Faixa 1 continua atendendo famílias com renda de até 3,2 mil. Faixa 2 passou a aceitar renda de até 5 mil. Faixa 3 tem teto de 9,6 mil e Faixa 4, 13 mil. A atualização pode deslocar compradores entre faixas, alterando juros e limites de crédito.
Exemplo prático: uma família de Belém com renda de 4,9 mil migra da faixa 3 para a faixa 2. A taxa cai de 7,66% ao ano para 6,5%, e o valor financiável sobe de 178 mil para 202 mil. A mudança mostra o peso da faixa correta para condições de crédito.
Impactos práticos do programa
A mudança afeta também o subsídio do MCMV. O subsídio pode chegar a até 65 mil na região Norte, variando por renda e composição familiar. Mesmo com subsídio, a entrada inicial segue sendo uma parte relevante do financiamento.
Ao projetar o custo total, entram em jogo o sistema de amortização escolhido (SAC ou Price), o valor de entrada e o uso de recursos do FGTS. O SAC tende a juros menores no fim do prazo, com parcelas decrescentes; o Price oferece parcelas fixas, porém juros maiores no total.

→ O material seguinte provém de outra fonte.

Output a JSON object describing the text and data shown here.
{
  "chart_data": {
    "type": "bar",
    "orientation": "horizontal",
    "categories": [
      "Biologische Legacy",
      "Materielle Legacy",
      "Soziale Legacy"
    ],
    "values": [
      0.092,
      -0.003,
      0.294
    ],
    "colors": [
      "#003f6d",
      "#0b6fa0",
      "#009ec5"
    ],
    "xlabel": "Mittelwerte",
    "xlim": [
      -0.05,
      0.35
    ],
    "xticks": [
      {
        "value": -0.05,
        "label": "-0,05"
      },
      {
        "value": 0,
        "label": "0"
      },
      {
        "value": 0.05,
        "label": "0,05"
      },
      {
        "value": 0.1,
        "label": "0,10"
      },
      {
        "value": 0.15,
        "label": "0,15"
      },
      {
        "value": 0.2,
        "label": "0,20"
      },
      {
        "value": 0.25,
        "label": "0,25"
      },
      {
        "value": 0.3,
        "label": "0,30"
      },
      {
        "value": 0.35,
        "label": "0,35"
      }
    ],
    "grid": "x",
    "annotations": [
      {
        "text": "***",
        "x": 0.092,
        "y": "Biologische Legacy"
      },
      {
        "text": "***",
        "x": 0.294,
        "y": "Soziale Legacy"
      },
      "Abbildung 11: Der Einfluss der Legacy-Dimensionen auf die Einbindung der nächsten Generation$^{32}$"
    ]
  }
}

Segundo especialistas, o prazo influencia diretamente no montante de juros pagos. Prazos maiores geram mais juros no total, independentemente do modelo de amortização. A entrada inicial continua sendo um fator decisivo para viabilidade do negócio.
Quanto custa financiar um imóvel de 300 mil
A simulação da Sindona para um comprador solteiro, sem dependentes, com renda de 6 mil, aponta diferenças relevantes entre SAC e Price. A Price exige entrada de 60 mil; a SAC, 106 mil, evidenciando o peso da entrada no custo final.
Mesmo com disparidades de juros totais, a entrada é o fator crítico para viabilizar a compra. A escolha entre SAC e Price depende do perfil do comprador e da disponibilidade de entrada no orçamento.
A simulação reforça que, no MCMV, o valor da entrada pode determinar a decisão de financiamento. O texto mostra ainda que o subsídio pode reduzir esse obstáculo inicial para parte dos interessados.